Cassazione in vista Ora entro 90 giorni dovranno essere depositate le motivazioni della sentenza. «In base a queste decideremo se ricorrere per Cassazione – affermano gli avvocati dell’omicida, Francesco Mattiangeli e Vittorina Sbaraglini -. Certo ci aspettavamo di più, soprattutto in ordine al riconoscimento delle attenuanti generiche».

«Pena più lieve» Di fronte alla corte d’assise d’appello di Perugia ci si era arrivati in seguito all’istanza presentata dai legali difensore dell’omicida – gli avvocati Francesco Mattiangeli e Vittorina Sbaraglini – secondo i quali la riduzione legata alle attenuanti generiche, in primo grado, era stata «sin troppo modesta». Obiettivo della difesa è ottenere un’ulteriore riduzione della pena.

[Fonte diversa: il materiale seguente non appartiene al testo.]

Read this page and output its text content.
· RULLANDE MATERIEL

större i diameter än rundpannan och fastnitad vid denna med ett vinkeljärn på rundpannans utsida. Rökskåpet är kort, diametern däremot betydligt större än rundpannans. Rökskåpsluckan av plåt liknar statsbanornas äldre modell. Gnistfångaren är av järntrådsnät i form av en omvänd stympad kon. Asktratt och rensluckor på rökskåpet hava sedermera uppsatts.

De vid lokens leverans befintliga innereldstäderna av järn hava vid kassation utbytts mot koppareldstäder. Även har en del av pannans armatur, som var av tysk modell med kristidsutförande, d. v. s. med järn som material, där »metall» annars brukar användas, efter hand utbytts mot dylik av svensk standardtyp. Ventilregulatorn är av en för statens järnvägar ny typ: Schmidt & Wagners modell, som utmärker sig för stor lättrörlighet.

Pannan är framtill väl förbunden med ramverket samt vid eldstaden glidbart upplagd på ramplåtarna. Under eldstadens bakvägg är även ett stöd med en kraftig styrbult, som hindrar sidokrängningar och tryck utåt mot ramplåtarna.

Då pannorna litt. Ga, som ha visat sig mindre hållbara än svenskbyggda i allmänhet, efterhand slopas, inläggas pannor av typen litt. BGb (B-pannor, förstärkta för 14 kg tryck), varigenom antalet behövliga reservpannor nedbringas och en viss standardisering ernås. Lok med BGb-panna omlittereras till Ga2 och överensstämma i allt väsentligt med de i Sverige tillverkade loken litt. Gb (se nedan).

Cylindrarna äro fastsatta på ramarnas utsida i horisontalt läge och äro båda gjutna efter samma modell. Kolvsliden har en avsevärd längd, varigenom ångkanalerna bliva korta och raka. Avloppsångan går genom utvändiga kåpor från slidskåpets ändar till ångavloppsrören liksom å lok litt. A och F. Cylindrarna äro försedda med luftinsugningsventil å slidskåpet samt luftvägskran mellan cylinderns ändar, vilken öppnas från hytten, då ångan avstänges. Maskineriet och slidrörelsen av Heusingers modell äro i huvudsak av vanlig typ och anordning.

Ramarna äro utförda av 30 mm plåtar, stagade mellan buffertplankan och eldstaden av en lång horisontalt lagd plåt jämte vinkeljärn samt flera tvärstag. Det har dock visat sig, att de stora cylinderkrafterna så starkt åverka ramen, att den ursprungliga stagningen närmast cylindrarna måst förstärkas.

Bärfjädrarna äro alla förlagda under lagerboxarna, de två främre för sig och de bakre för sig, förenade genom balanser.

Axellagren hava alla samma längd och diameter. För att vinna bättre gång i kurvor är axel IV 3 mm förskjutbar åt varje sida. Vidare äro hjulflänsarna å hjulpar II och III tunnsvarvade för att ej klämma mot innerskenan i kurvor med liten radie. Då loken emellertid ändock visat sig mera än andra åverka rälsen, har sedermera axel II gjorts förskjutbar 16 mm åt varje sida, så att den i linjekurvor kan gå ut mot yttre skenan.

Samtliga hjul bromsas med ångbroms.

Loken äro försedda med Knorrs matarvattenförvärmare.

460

‘Battaglia’ legale Non la vedono così i familiari di Victor Marian Iordache, rappresentati dall’avvocato Massimo Proietti del foro di Terni: «Non abbiamo ritenuto soddisfacente la sentenza di primo grado che ha reso solo in parte giustizia ai familiari del giovane brutalmente assassinato. Per questo saremo in appello, per ribadire che nessuno ‘sconto’ è possibile a fronte di un omicidio efferato e seguito da una condotta, da parte dell’autore, assolutamente grave».

L’omicidio La sera del 21 aprile 2014 – era Pasquetta – Andrea Arcangeli si trovava insieme a Victor Marian Iordache in via Mola di Bernardo, all’interno del garage di proprietà del 47enne, nello stabile dove viveva con la famiglia, prima del trasferimento in un’abitazione di Miranda in ragione degli arresti domiciliari disposti dal gip. Fra i due, secondo gli inquirenti, c’era un rapporto di amicizia molto stretto, una ‘relazione sentimentale’ vera e propria. Il colpo mortale, sparato alla nuca del giovane con una Sig Sauer, sarebbe nato proprio da questo contesto segnato da una gelosia sempre più forte da parte di Andrea Arcangeli, da una situazione personale ed economica pesante e da qualche bicchiere di troppo che quella sera ne avrebbe allentato i freni inibitori.

Sepolto nel bosco Dopo averlo ucciso, Arcangeli era tornato in casa a dormire come se nulla fosse. Il mattino seguente aveva caricato il cadavere di Victor Iordache sull’auto della moglie, per poi dirigersi nei boschi fra Miranda e Stroncone – in località Fontana San Benedetto, zona che il 47enne conosce benissimo – dove lo aveva sepolto fra la fitta boscaglia della zona. Poi, nei giorni seguenti, era tornato lì per assicurarsi che nessuno – uomo o animale selvatico che fosse – potesse intuire la presenza di quel corpo. Per questo, per limitarne l’odore, l’aveva ricoperto non solo di terra, ma anche di cemento e calce.

La confessione Le indagini congiunte della squadra Volante e della squadra Mobile della questura di Terni erano scattate il 28 aprile con la denuncia di scomparsa da parte dei familiari del 38enne. Con il passare delle settimane il cerchio attorno ad Andrea Arcangeli si era stretto, fino al ‘crollo’ datato 2 luglio 2014. L’assassino aveva confessato tutto, conducendo gli inquirenti nel luogo dove oltre due mesi prima aveva sepolto Victor Marian Iordache.